Krytox is very friendly in my opinion and once treated you can run it constantly dozens and dozens of heats with no degradation, in fact sometimes it actually gets faster during the day depending on ambient temperature. In my opinion though, once an event is complete - I would seal up the car in plastic zip loc bags or tupperware until needed for another event at which time I would retreat the axles as above.

A day or two before the next event, if an inpection gives me any doubt that my axles/hubs have hair or dust then I wouldn't hesitate to pull them (keeping the axle/wheel combos together and noting body location ) clean them thoroughly in DNA, blow dry with canned air (the stuff is very handy!), re-install, then treat as above, realign, and go racing. Perhaps it's possible to clean axles and hubs without removing them from the car, but alignment to us is really no big deal and we'd always re-align anyway to take no chances - especially after a long day of heats, handling, and faulty stopping sections and...you get the picture.
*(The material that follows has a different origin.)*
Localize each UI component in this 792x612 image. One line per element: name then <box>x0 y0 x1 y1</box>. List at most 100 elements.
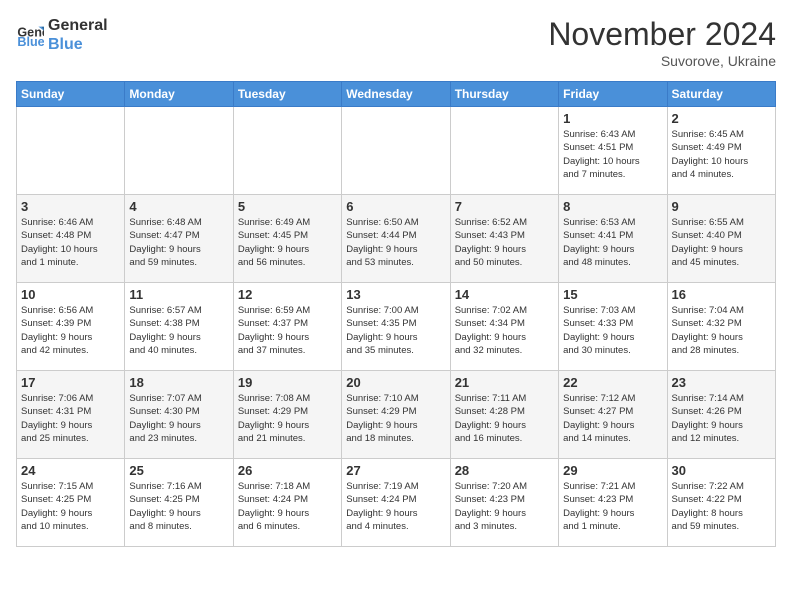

Besdies, the setup may be different from pack to district to council or invitationals since track types and lengths may change.

To be honest, I came to really dislike graphite after playing with liquid lubes for a while, mainly due to the mess that graphite makes, but that Krytox is quite pricey. Packs that buy a community bottle and share are on to something in my opinion as long as people understand it.

One last thing, I've heard a couple folks have sorted out a hybrid of Krytox and other stuff to gain even more advantage. My last piece of advice on this topic is to avoid mixing Krytox and graphite lubes...I don't think they play well together at all. In fact, if you've ever applied graphite to a set of wheels, they are graphite forever and should not be used with Krytox...you cannot get the graphite out. However, if you want to convert Krytox lubed wheels to Graphite all you need to do is DNA wash thoroughly and dry and you should be ready for graphite!

I guess that about covers it. The bottom line is that Krytox is VERY forgiving, just wet it, blow it out and run - just keep it clean!

Good luck,

K
Rukkian
Master Pine Head
Master Pine Head
Posts: 202
Joined: Wed Jan 20, 2010 12:59 pm
Location: West Des Mones, IA

Re: Re-lubing

Post by Rukkian »

Thanks to all for the responses, this is exactly the information I needed, and has solidified the decision to purchase a community bottle of Krytox for the pack.